Generating lithium fluoride-abundant interphase on layered lithium-rich oxide cathode with lithium 1,1,2,2,3,3-hexafluoropropane-1,3-disulfonimide

Layered Li-rich oxides (LLROs) attract much attention due to their high capacities. However, the electrolyte decomposition and interfacial reactions especially driven by the catalysis effect of high-valance transition metal ions under high voltage cause severe performance recession, hindering their practical applications. Lithium fluoride (LiF) is an effective component in both cathode electrolyte interphase (CEI) and solid electrolyte interphase (SEI) films. In this work, lithium 1,1,2,2,3,3-hexafluoropropane-1,3-disulfonimide (LiHFDF) is employed as a novel electrolyte additive for generating LiF-abundant interphase on LLRO. With the addition of LiHFDF, the capacity retention and Coulombic efficiency of the LLRO are improved noticeably. In addition, the interfacial side reactions and voltage decay issues are mitigated. Transmission electron microscopy and X-ray photoelectron spectroscopy measurements confirm that a compact and thin CEI film with more LiF is formed on the cathode surface for the cell using LiHFDF, which is beneficial for the enhancement of the electrochemical performance. Moreover, differential scanning calorimetry (DSC) investigations reveal that the LLRO electrode with LiHFDF has improved safety compared to that with the blank electrolyte.
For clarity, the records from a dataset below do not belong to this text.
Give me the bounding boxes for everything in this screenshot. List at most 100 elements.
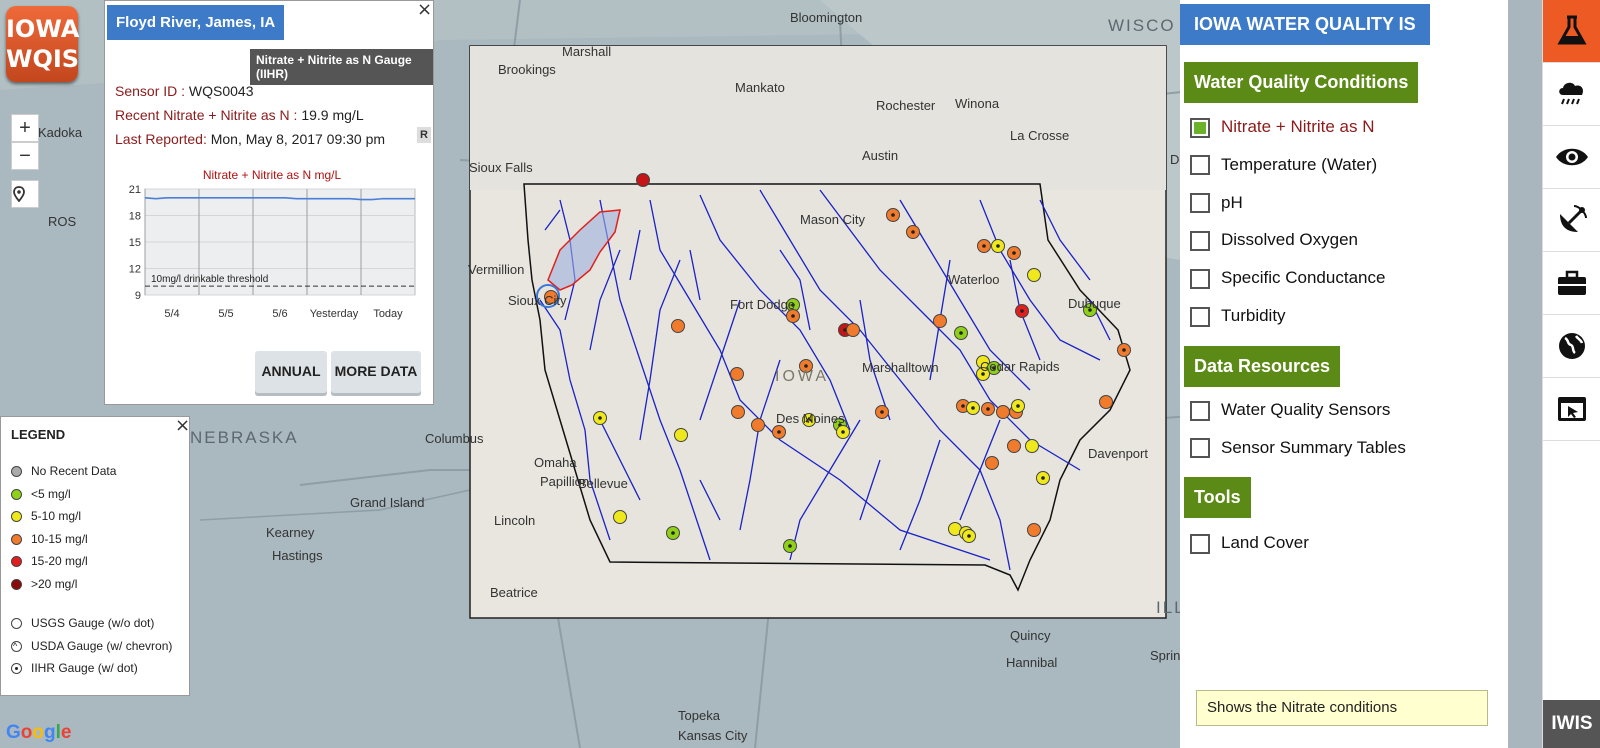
- map-label: Topeka: [678, 708, 720, 723]
- sensor-marker[interactable]: [1027, 523, 1041, 537]
- more-data-button[interactable]: MORE DATA: [331, 351, 421, 393]
- layer-checkbox-row[interactable]: Sensor Summary Tables: [1190, 435, 1406, 461]
- layer-checkbox-row[interactable]: Temperature (Water): [1190, 152, 1377, 178]
- map-label: NEBRASKA: [190, 428, 299, 447]
- sensor-marker[interactable]: [933, 314, 947, 328]
- layer-checkbox[interactable]: [1190, 438, 1210, 459]
- sensor-marker[interactable]: [671, 319, 685, 333]
- sensor-marker[interactable]: [1027, 268, 1041, 282]
- sensor-marker[interactable]: [613, 510, 627, 524]
- map-label: Kearney: [266, 525, 315, 540]
- map-label: IOWA: [775, 368, 830, 385]
- sensor-marker[interactable]: [996, 405, 1010, 419]
- legend-item: 15-20 mg/l: [11, 553, 88, 569]
- legend-swatch: [11, 578, 22, 590]
- sensor-marker[interactable]: [985, 456, 999, 470]
- map-label: Brookings: [498, 62, 556, 77]
- layer-checkbox[interactable]: [1190, 400, 1210, 421]
- locate-button[interactable]: [11, 180, 39, 208]
- sensor-marker[interactable]: [1011, 399, 1025, 413]
- annual-button[interactable]: ANNUAL: [255, 351, 327, 393]
- map-label: Winona: [955, 96, 1000, 111]
- sensor-marker[interactable]: [1036, 471, 1050, 485]
- map-label: Marshalltown: [862, 360, 939, 375]
- layer-checkbox[interactable]: [1190, 533, 1210, 554]
- layer-checkbox-row[interactable]: Water Quality Sensors: [1190, 397, 1390, 423]
- sensor-tab[interactable]: [1543, 189, 1600, 252]
- layer-checkbox[interactable]: [1190, 268, 1210, 289]
- sensor-marker[interactable]: [836, 425, 850, 439]
- sensor-marker[interactable]: [962, 529, 976, 543]
- popup-close-button[interactable]: ×: [417, 0, 432, 20]
- sensor-marker[interactable]: [1025, 439, 1039, 453]
- recent-value: 19.9 mg/L: [301, 107, 364, 123]
- layer-checkbox[interactable]: [1190, 155, 1210, 176]
- layer-checkbox-row[interactable]: Turbidity: [1190, 303, 1286, 329]
- sensor-marker[interactable]: [674, 428, 688, 442]
- layer-checkbox-row[interactable]: Land Cover: [1190, 530, 1309, 556]
- sensor-marker[interactable]: [666, 526, 680, 540]
- nitrate-chart: Nitrate + Nitrite as N mg/L 9 12 15 18 21 5/4 5…: [129, 168, 416, 320]
- layer-checkbox[interactable]: [1190, 193, 1210, 214]
- map-label: Columbus: [425, 431, 484, 446]
- map-label: Mason City: [800, 212, 866, 227]
- iwis-badge[interactable]: IWIS: [1543, 700, 1600, 748]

This work provides an effective LiF-generating electrolyte additive for high-voltage LLROs, which is believed to be positive for other high-voltage cathode materials.

Automated summary

In this study, LiHFDF was employed as a novel electrolyte additive to generate LiF-abundant interphase on LLRO, leading to improved capacity retention and Coulombic efficiency, as well as mitigation of interfacial side reactions and voltage decay issues. This work provides an effective LiF-generating electrolyte additive for high-voltage LLROs, with potential benefits for other high-voltage cathode materials.